Claim CE440:
Cosmologists cannot explain where space, time, energy, and the laws of
physics came from.
Source:
Brown, Walt, 1995. In the Beginning: Compelling evidence for creation
and the Flood. Phoenix, AZ: Center for Scientific Creation, p. 20.
Response:
- Some questions are harder to answer than others. But although we do
not have a full understanding of the origin of the universe, we are not
completely in the dark. We know, for example, that space comes from
the expansion of the universe. The total energy of the
universe may be zero. Cosmologists have hypotheses for the other
questions that are consistent with observations (Hawking 2001).
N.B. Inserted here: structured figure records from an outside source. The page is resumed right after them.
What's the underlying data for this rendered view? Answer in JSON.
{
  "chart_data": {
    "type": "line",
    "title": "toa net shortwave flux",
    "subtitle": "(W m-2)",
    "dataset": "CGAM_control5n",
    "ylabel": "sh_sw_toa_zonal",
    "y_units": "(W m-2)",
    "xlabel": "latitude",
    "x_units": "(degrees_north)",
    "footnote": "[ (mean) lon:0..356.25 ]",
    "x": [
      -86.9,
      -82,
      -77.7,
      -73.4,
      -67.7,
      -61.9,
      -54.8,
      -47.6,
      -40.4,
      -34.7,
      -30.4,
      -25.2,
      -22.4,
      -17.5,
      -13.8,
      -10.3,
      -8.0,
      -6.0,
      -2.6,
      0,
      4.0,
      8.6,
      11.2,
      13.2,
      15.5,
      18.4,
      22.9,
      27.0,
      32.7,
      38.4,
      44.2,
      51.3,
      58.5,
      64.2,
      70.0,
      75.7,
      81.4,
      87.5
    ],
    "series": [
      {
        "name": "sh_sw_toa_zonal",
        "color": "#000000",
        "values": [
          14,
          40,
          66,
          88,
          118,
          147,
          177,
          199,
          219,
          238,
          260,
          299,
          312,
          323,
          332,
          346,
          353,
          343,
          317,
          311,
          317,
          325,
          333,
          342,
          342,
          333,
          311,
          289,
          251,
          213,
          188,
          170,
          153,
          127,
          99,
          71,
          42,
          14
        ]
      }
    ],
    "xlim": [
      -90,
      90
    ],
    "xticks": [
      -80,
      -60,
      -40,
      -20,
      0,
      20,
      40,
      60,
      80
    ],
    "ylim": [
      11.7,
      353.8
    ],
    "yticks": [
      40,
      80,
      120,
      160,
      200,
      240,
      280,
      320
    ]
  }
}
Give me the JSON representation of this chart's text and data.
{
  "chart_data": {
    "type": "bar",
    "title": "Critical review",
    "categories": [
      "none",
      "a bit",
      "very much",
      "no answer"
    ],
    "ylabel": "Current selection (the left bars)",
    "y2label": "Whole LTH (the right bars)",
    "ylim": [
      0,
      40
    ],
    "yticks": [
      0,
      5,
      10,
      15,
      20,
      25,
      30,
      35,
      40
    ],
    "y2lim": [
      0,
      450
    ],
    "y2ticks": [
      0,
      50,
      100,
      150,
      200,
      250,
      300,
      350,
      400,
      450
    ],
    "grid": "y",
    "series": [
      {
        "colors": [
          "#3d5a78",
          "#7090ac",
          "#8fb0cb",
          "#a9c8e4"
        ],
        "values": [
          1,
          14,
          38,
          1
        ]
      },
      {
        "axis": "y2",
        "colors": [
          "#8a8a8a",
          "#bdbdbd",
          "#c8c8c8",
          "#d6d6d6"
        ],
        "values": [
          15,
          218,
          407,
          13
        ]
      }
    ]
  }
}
For
example, it is possible that there is more than one dimension of time,
the other dimension being unbounded, so there is no overall origin of
time. Another possibility is that the universe is in an eternal cycle
without beginning or end. Each big bang might end in a big crunch to
start a new cycle (Steinhardt and Turok 2002) or at long intervals,
our universe collides with a mirror universe, creating the universe
anew (Seife 2002).
One should keep in mind that our experiences in everyday life are poor
preparation for the extreme and bizarre conditions one encounters in
cosmology. The stuff cosmologists deal with is very hard to
understand. To reject it because of that, though, would be to retreat
into the argument from incredulity.
- Creationists cannot explain origins at all. Saying "God did it" is not
an explanation, because it is not tied to any objective evidence. It
does not rule out any possibility or even any impossibility. It does
not address questions of "how" and "why," and it raises questions
such as "which God?" and "how did God originate?" In the explaining
game, cosmologists are far out in front.
References:
- Hawking, Stephen, 2001. The Universe in a Nutshell. New York:
Bantam.
- Seife, Charles, 2002. Eternal-universe idea comes full circle.
Science 296: 639.
- Steinhardt, P. J. and N. Turok, 2002. A cyclic model of the universe.
Science 296: 1436-1439.
Further Reading:
Hawking, Stephen, 1988. A Brief History of Time. Toronto: Bantam.
Hawking, Stephen, 2001. The Universe in a Nutshell. New York:
Bantam.
Musser, George, 2002. Been there, done that. Scientific American
286(3) (Mar.):
25-26,
http://www.sciam.com/article.cfm?articleID=000D59C8-5512-1CC6-B4A8809EC588EEDF
Veneziano, Gabriele, 2004. The myth of the beginning of time.
Scientific American 290(5) (May): 54-65.